Ren tauchte unter die Decke, dankbar für die Dunkelheit, die die gepackte Tasche unter seinem Bett verbarg. Die Spore ließ sich auf seinem Kissen nieder, ihr schwaches graues Leuchten passte perfekt zum Moment.
"Es tut mir so leid, mein Liebling", flüsterte seine Mutter und setzte sich auf die Bettkante.
Ihre Hand, rau von Jahren der Arbeit, aber immer sanft, strich durch sein Haar. "Wenn wir dir ein besseres Ei hätten besorgen können..."
"Es ist nicht deine Schuld, Mama, oder Papas", erwiderte Ren, und zum ersten Mal seit Stunden täuschte er die Emotion in seiner Stimme nicht vor. "Es... es war einfach Pech."
"Möchtest du etwas Eintopf? Er ist noch warm..."
"Morgen", versprach Ren und hasste die Lüge, wusste aber, dass sie für seine Mission notwendig war. "Danke fürs Kochen."
Sie beugte sich vor, küsste seine Stirn, und der vertraute Duft von Gewürzen und Liebe hätte fast seinen Entschluss gebrochen. Fast.
"Ich liebe dich, Kleiner."
"Ich liebe dich auch, Mama."
Die Tür schloss sich leise.
Ren wartete, zählte seine Herzschläge, bis die Schritte sich entfernten und das Haus still wurde.

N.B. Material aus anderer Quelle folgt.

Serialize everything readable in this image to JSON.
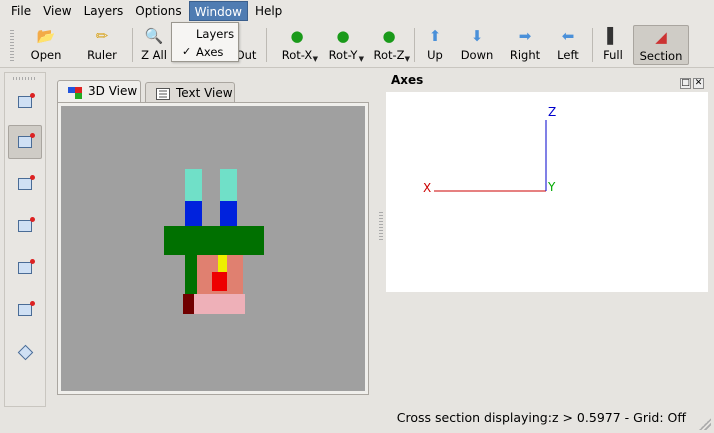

Mit Bewegungen, die er während seiner nachmittäglichen Ausflüge mit Freunden geübt hatte, band er das Seil fest. Sein Schlafzimmerfenster ging zum hinteren Garten hinaus, ein Sprung von kaum zwei Metern. Die Spore beobachtete schweigend, wie er das Seil am Bettpfosten befestigte.
"Wenn du mich schon auf dieser Reise begleiten willst", flüsterte er seinem Begleiter zu, während er seinen Rucksack schulterte, "solltest du mir wenigstens nicht im Weg sein."
Die Nacht war klar, erleuchtet von fast einem Dutzend Monden. Von seinem Fenster aus konnte er den dunklen Wald jenseits der Stadtgrenzen sehen. Irgendwo dort draußen lag seine einzige Hoffnung auf eine andere Zukunft.
Er nahm das Seil in seine zitternden Hände.
Es tut mir leid, Mama. Es tut mir leid, Papa.
Und er begann seinen Abstieg.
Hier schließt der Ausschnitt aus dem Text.